Portrait project with a difference – enjoyed taking part. Perhaps this is the truest reflection of how people experienced 2017: a torrent of information that to an outsider appears as nonsense but to us who were there and experienced the spectacle it resonates with potency, power dynamics and poignancy.

MichelleDee

This video is so beautiful and so perfectly encapsulates Barbara’s commitment to her fieldwork experience. Giving voice to her research parners, Barbara is really turning ethnography upside down, letting the field become the real protagonist of her work.

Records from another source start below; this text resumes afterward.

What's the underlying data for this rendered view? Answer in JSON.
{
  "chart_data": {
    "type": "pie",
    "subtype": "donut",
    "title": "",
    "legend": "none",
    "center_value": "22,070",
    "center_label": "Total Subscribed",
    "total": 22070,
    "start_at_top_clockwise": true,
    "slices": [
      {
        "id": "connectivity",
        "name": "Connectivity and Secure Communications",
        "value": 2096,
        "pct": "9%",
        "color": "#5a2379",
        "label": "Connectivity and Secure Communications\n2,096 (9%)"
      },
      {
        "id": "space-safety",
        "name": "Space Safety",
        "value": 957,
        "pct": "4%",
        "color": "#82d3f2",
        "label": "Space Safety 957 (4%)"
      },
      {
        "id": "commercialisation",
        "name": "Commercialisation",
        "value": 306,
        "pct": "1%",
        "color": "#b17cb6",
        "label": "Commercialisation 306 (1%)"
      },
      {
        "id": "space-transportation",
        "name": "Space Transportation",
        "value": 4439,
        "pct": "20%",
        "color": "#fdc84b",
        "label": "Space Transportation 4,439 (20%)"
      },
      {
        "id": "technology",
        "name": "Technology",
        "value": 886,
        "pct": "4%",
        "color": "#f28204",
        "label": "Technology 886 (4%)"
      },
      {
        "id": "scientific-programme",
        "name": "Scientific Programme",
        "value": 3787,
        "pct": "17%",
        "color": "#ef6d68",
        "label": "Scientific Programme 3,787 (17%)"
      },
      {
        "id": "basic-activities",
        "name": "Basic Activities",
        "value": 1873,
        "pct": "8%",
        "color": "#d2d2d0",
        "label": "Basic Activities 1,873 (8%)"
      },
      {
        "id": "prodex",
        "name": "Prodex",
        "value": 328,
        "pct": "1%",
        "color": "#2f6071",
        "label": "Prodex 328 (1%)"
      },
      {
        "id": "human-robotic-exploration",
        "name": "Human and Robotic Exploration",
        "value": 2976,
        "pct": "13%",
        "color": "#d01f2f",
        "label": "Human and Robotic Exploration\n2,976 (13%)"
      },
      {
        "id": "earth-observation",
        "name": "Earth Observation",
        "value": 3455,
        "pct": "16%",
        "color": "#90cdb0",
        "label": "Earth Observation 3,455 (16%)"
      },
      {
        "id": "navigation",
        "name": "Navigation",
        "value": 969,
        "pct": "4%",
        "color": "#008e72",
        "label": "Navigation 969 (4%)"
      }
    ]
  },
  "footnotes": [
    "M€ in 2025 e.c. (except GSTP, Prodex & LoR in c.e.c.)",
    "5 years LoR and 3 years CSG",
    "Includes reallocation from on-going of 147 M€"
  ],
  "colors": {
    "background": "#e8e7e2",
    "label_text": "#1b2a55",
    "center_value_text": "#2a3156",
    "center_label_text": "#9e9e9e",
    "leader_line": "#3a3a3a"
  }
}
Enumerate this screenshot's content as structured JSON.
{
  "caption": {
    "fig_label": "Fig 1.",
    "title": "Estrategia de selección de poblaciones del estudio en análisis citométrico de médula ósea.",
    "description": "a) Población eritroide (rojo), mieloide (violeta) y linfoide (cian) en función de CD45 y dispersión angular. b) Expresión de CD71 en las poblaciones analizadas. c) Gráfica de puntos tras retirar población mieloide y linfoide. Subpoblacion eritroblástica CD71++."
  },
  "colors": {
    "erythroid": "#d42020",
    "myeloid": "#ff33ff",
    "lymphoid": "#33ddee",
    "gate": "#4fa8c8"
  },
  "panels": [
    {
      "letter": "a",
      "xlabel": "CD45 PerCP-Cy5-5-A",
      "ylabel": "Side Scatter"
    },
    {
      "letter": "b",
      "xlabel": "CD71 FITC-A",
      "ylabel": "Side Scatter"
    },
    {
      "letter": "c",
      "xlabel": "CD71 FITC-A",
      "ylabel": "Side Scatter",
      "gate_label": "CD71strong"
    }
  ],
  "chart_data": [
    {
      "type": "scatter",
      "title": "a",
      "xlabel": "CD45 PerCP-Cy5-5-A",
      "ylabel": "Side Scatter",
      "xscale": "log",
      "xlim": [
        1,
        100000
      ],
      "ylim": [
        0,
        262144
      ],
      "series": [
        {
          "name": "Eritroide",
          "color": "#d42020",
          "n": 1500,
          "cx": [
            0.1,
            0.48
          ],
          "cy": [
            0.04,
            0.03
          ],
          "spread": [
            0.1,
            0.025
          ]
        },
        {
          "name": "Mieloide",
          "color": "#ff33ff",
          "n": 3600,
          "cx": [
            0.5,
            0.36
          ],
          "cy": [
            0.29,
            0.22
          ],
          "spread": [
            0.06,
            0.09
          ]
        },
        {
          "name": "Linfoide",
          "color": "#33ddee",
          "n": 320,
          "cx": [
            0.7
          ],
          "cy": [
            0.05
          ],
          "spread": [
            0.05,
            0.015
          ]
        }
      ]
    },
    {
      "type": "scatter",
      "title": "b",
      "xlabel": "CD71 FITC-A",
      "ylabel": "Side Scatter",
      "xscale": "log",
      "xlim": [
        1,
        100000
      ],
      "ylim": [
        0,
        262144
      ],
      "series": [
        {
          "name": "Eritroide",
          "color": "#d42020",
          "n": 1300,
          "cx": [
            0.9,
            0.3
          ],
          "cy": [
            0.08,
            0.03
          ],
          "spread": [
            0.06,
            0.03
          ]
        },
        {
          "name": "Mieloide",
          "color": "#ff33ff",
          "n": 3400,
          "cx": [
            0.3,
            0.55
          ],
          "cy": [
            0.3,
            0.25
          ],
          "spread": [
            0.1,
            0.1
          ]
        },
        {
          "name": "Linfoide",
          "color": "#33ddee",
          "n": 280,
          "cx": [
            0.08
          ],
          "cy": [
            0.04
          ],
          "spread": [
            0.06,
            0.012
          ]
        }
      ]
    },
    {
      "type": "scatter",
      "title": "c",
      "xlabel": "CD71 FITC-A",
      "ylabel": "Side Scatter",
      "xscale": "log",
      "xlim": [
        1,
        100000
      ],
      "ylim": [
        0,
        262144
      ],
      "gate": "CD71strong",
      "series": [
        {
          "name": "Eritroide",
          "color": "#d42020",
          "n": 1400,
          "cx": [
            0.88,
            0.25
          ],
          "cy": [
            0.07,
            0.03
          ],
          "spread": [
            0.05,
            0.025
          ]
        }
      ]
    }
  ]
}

So beautifully done!!! And the video has an easter egg: Barbara herself among her research partners, perfectly blending among them!!!

TommyTrillo

i liked the way in which you put together all the faces and colored them with different lights. i find this experimental effects enjoyable as enjoyable is the visual confusion that comes with them. on the the other hand, i found the sovrapposition of so many voices slightly discomforting but probably that was part of the desired effect to convey the messiness of the real ( i.e. in your case flow of information, people, commercials etc etc).

SaVerderi

I really like the juxtapostion of the changing images of Hull faces and the background voices dominated by Hull accents. Nice idea, a friendly and evocative art work.